What’s happening to the Australian wine industry at the moment reminds me of the famous line from Oscar Wilde’s play, The Importance of Being Earnest: “To lose one parent may be regarded as a misfortune; to lose both looks like carelessness.”
The departure of Wine Australia’s UK director, Lisa McGovern, and of Paul Henry, general manager for market development, Australian Wine & Brandy Corporation, within weeks of one another is extremely careless, even if the latter will continue to act as a consultant to the AWBC Down Under.
I’ve no idea what prompted these people to leave – there are all sorts of rumours circulating – but it suggests serious disagreement about the best way to promote Australian wine. This seems unlikely to abate, now that Peter Lehmann has left the UK campaign, joining Australian Vintage “outside the tent pissing in”, to borrow Lyndon Johnson’s graphic phrase.
Paul Henry and Paul Schaafsma, general manager UK and Europe, Australian Vintage, appeared alongside each other in Harpers last week arguing their positions man to man, or rather mano a mano. These may be summarized as follows: “the current trading profile of Australia is not something we want to preserve” (Henry); “92.6% of all Australian wine is sold below £6, so for Wine Australia to be allocating the majority of its budget to regional wines over and above £7 or £8 seems to be slightly flawed” (Schaafsma).
The two positions are very different. Henry believes that Australia needs to promote its regions and smaller producers, seeking to “challenge and improve” the consumer’s perception of Aussie wine. He is thinking like a marketeer, planning for the future and adding value. Schaafsma thinks it’s all about “delivering wines with flavour, appropriateness and consistency at highly competitive price points”. He is thinking like a salesman, focusing on the present.
Who is right? The answer is that both of them are to a certain extent. Australia’s core business is cheap supermarket wines (many of them sold on meaningless promotions), but it also needs to think strategically.

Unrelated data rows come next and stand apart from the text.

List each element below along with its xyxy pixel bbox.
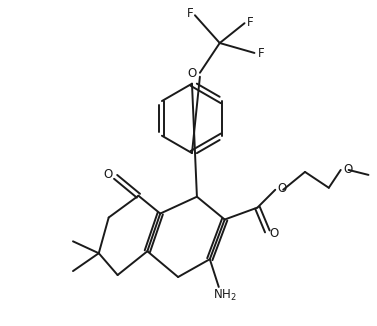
- Text: O: O: [277, 182, 287, 195]
- Text: F: F: [258, 48, 265, 60]
- Text: O: O: [270, 227, 279, 240]
- Text: O: O: [343, 163, 352, 176]
- Text: NH$_2$: NH$_2$: [213, 288, 237, 304]
- Text: O: O: [103, 169, 112, 181]
- Text: O: O: [187, 67, 196, 80]
- Text: F: F: [187, 7, 193, 20]
- Text: F: F: [247, 16, 254, 29]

The strength of the Australian dollar and the scarcity of water in the country’s irrigated vinous heartland make a change of tack unavoidable. To put it bluntly: Australia cannot continue to make and sell wine of decent quality under £5. Or rather it can, but only if it is prepared to do so at a loss.
The debate is not restricted to Australia. It concerns the whole wine industry. Charles Sydney, one of the top courtiers in the Loire Valley, recently sent out a one page summary of what’s happening in the UK market and its impact on the Muscadet region, where sixty growers have gone bankrupt since the 2010 harvest. He warns, darkly, of the “coming meltdown of the market”.

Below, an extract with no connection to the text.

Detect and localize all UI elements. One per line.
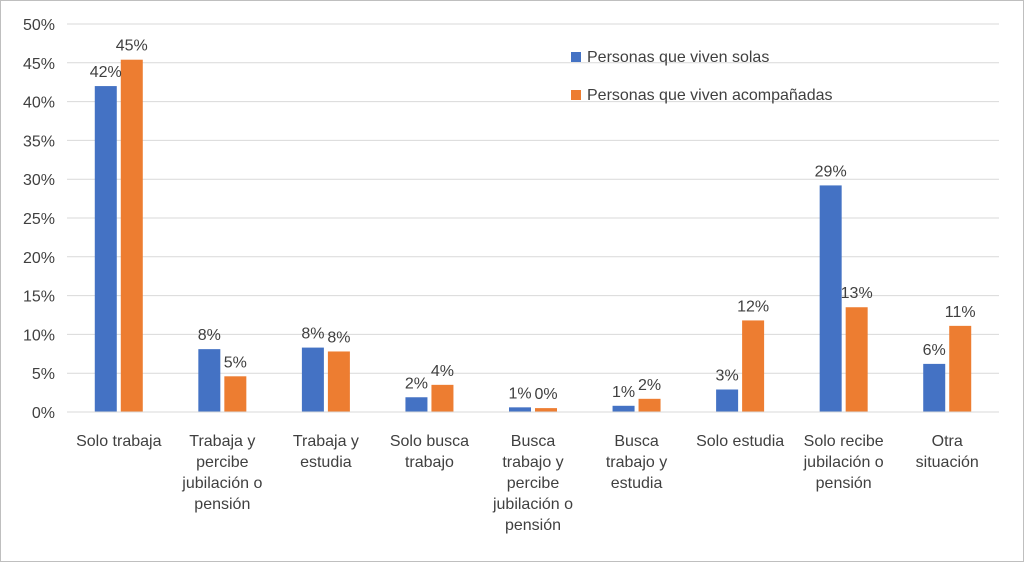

Regular readers of this column will be familiar with a version of Sydney’s argument. In the space of five years, the impact of duty increases, VAT rates and the weakness of the pound has meant that a £5.99 bottle of Muscadet has gone from containing E2.60 (£1.74) of wine in 2006 to E1.38 (£1.21) today. The figure might be even worse, as it happens. Sydney is assuming a 40% margin, but excluding shipping costs.
Growers and producers all over the world can’t take much more of this. Sydney doesn’t mention them by name, but the major UK retailers have asked the supply chain to foot the bill for these increases. “In that very same period,” he says, “the average producer has held prices in the face of rising costs of man power and dry goods.” The result? “There will soon be no wine from independent European wineries at affordable prices on the UK market.” And probably elsewhere, too.
Sydney’s solution is to change the way duty is charged in the UK, reducing the fixed duty per bottle to £1 plus an additional 10% sales tax on wine. This would reduce the percentage of duty on a £6 wine to 39.7% and would enable the producer to sell E2, not E1.38 worth of wine. This assumes – and it’s a big assumption – that retailers wouldn’t just pocket the difference themselves.
I think the solution lies elsewhere. Even at E2 (or the equivalent in Chilean pesos, South African rand or Aussie dollars), it is becoming increasingly difficult to make money out of wine. I suspect that those bankrupt vignerons wouldn’t have been saved by a slight increase in the price paid for their Muscadet.
It is a matter of urgency that we tell consumers about the true cost of wine.Prices are kept artificially low – Asda is promoting three for £10 again, for heaven’s sake – to enable supermarkets to drive footfall into their stores. If they stay where they are, we won’t have a meaningful wine industry in 10 years’ time. The more I think about it, the more I agree with Paul Henry. “Unsustainable and increasingly unprofitable price points” are the deadest of dead ends.